A record of travel along a straigt path is as follows:
a) Start from rest with constant acceleration of 3.06m/s2 for 19.8s;

b) Constant velocty for the next .845 min;

c) Constant negative acceleration of -9.12m/s2 for 4.46s.

What is the total displacement x for the compete trip?

The distance traveled for each of these segments can be calculated using the formulas:

v = v0 + a*t;
d = d0 + v0*t + 1/2 a*t^2

Where d0 is the initial displacement at time t=0, and v0 is the initial velocity.

Post back with the answer you get.

I got 1069.26m, which is wrong. I tried finding the velocity for 1 and 2 with the first equation, and then found the distance and added them together. But it didn't work.

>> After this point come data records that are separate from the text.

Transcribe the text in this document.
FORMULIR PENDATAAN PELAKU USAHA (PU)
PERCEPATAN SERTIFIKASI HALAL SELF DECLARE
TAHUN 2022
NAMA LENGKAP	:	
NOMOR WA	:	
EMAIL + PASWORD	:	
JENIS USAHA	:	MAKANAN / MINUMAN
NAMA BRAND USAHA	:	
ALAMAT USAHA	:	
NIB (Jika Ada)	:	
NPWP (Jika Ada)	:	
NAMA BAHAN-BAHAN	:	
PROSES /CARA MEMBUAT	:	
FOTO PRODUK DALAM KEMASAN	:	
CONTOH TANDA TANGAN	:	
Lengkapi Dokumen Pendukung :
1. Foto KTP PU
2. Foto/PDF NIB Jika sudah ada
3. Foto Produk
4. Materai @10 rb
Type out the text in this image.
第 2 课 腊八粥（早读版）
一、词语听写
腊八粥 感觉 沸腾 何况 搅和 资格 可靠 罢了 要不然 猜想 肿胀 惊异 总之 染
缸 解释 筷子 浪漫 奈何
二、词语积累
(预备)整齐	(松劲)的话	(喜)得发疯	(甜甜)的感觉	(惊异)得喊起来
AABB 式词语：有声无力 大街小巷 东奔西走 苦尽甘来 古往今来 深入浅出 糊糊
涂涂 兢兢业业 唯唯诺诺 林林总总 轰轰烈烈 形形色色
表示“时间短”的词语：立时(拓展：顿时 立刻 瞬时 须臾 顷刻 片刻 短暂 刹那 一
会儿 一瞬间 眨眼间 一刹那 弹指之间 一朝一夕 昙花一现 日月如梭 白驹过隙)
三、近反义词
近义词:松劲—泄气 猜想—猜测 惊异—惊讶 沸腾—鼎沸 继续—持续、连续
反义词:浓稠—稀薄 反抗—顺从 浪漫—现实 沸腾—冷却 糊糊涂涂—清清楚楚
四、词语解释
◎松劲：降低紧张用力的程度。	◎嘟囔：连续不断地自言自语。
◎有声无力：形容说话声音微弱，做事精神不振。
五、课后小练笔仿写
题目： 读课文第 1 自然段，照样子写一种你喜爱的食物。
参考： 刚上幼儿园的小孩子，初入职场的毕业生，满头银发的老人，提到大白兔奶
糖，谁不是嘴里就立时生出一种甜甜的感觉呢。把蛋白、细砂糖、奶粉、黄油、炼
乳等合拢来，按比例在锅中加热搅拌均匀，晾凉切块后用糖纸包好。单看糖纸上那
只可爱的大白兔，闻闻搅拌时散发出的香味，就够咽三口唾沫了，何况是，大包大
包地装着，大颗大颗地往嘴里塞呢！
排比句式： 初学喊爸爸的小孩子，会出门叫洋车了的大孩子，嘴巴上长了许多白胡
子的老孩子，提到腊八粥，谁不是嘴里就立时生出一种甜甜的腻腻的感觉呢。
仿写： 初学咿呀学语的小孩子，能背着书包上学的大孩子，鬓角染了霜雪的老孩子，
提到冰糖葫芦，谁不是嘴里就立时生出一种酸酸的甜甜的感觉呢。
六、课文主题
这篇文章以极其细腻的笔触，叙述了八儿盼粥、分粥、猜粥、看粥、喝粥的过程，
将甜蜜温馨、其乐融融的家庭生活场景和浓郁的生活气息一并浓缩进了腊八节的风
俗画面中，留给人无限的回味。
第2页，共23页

I'll help you through the first two steps, and then you can take it from there.

The distance traveled in the first segment is:

D1 = 1/2 a t^2 = 1/2* 3.06m/s^2*(19.8m/s)^2 = 599.8 m

The velocity at the end of the first segment:
V1 = at = 3.06m/s^2 * 19.8 s = 60.6 m/s

For the second segment, the distance traveled is: v1*t2 = 60.6 m/s * .845 min * 60 sec/mim = 3071.8 m.

So the total displacement after the second segment is 599.8 m + 3071.8 m = 3671.6 m.

Now, can you figure out the distance traveled in the third segment and add it to this?